Les poèmes courts font souvent écho aux poèmes précédents, comme quelques notes légères et parfumées qui, en l’absence de tous ces points-clous fixant les phrases, s’échapperaient de la page pour se disperser :
un nuage
mesure ma pensée
être capable
d’un nuage
Ces courts éclats ponctuent l’ensemble du poème. Ils condensent, affirment, effacent. À la façon d’un haïku, ils manient le paradoxe, mêlent l’instant évanescent et l’éternité :
la soie des prunes
éternise la pluie.
Si « [l]es premières couleurs du jour sont des pensées de Prométhée », les suivantes sont plutôt liées à celles d’Orphée qui ne peut que se retourner s’il veut pouvoir écrire : « Je n’ai plus à me souvenir. Mais à écrire. » Et aux couleurs d’Eurydice, qui s’efface deux fois.

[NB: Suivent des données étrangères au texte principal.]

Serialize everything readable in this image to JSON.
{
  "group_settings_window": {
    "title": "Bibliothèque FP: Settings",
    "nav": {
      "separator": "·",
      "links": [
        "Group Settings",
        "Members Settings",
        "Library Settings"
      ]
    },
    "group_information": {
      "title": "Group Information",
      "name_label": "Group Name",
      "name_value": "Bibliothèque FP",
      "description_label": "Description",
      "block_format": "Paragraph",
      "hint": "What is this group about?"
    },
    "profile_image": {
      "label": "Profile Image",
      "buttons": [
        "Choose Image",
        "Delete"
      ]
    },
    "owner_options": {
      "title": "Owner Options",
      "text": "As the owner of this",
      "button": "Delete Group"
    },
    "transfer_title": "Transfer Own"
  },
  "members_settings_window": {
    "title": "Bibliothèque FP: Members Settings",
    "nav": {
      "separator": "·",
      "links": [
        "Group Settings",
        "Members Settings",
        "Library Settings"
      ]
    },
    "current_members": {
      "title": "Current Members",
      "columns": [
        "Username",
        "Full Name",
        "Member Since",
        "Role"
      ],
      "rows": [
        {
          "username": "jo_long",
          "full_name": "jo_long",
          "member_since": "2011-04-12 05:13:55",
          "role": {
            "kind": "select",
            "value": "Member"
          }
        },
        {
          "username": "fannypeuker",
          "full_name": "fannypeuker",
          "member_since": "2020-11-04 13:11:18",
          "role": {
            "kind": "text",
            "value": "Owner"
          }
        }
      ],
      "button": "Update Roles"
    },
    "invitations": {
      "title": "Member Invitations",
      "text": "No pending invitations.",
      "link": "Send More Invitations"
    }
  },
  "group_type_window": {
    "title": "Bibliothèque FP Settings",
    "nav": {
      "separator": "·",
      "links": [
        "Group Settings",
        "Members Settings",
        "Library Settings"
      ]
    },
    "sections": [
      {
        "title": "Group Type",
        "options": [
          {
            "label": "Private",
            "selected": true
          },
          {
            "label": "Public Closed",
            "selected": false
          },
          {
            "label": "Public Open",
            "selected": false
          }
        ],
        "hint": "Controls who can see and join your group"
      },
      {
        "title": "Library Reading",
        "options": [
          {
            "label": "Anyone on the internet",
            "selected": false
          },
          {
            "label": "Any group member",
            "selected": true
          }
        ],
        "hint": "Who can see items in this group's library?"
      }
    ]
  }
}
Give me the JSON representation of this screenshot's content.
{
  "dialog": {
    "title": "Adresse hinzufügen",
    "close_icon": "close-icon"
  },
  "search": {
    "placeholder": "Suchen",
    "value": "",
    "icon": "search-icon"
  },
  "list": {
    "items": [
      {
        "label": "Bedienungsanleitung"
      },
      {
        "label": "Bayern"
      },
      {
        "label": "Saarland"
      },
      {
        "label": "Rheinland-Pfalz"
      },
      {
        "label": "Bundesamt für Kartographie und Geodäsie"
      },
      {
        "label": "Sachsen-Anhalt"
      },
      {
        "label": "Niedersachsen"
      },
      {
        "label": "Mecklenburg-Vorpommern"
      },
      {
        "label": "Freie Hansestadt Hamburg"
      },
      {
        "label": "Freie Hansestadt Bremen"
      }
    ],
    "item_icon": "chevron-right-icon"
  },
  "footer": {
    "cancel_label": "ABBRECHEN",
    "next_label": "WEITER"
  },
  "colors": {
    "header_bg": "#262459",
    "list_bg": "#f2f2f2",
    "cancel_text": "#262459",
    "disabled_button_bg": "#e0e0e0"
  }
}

Je me suis assis. Et j’ai rêvé d’un amour possible. L’espace se perd dans le désir que je me donne. L’histoire se perd dans l’absence d’une mère. […] Je traite le mal par le rêve et la promesse de l’infini. Mais l’image d’un amour est en-deçà de l’amour. Je suis l’horizon jeté dans un labyrinthe.
La deuxième partie porte le titre d’un fragment d’Héraclite « recomposé » par Marcel Conche : « L’homme dans la nuit / se prépare une lampe ».Le poète y révèle certains des livres dont il dit lui-même être« fait »en intégrant des citations, comme ici le titre d’un ouvrage de Guillaume de Machaut pour une affirmation capitale :
Un Voir dit incombe à chacun. C’est un monde choisi que l’on peut écrire. Hasard compris. Pour vivre la relation. À la fois, relater et relier. C’est un horizon qui nous garde en vie. J’écris. Au lecteur. C’est si simple et bon de se faire une confidence.
À la recherche d’une voie directe et simple, celle du nuage et de la goutte d’eau, de l’éclat et du fragment, le poème retrouve et transmet l’émotion initiale comme le « Mystère » de l’horizon que, nouvel Icare, il ne peut qu’approcher.
couper le souffle
par l’état de beauté
De « je naquis » à « je mourus », phrases impossibles du souvenir, ce qui traverse, c’est une enfance et un poème : « Je suis Janus aux deux visages. Un regarde, l’autre écrit. […] Le temps et moi sommes les larmes et les yeux. » Ce qu’il peut transmettre à son enfant comme aux lecteurs, c’est le poème hors temps, ce qu’on nomme livre parce qu’il contient « [t]out ce qu’on peut livrer ».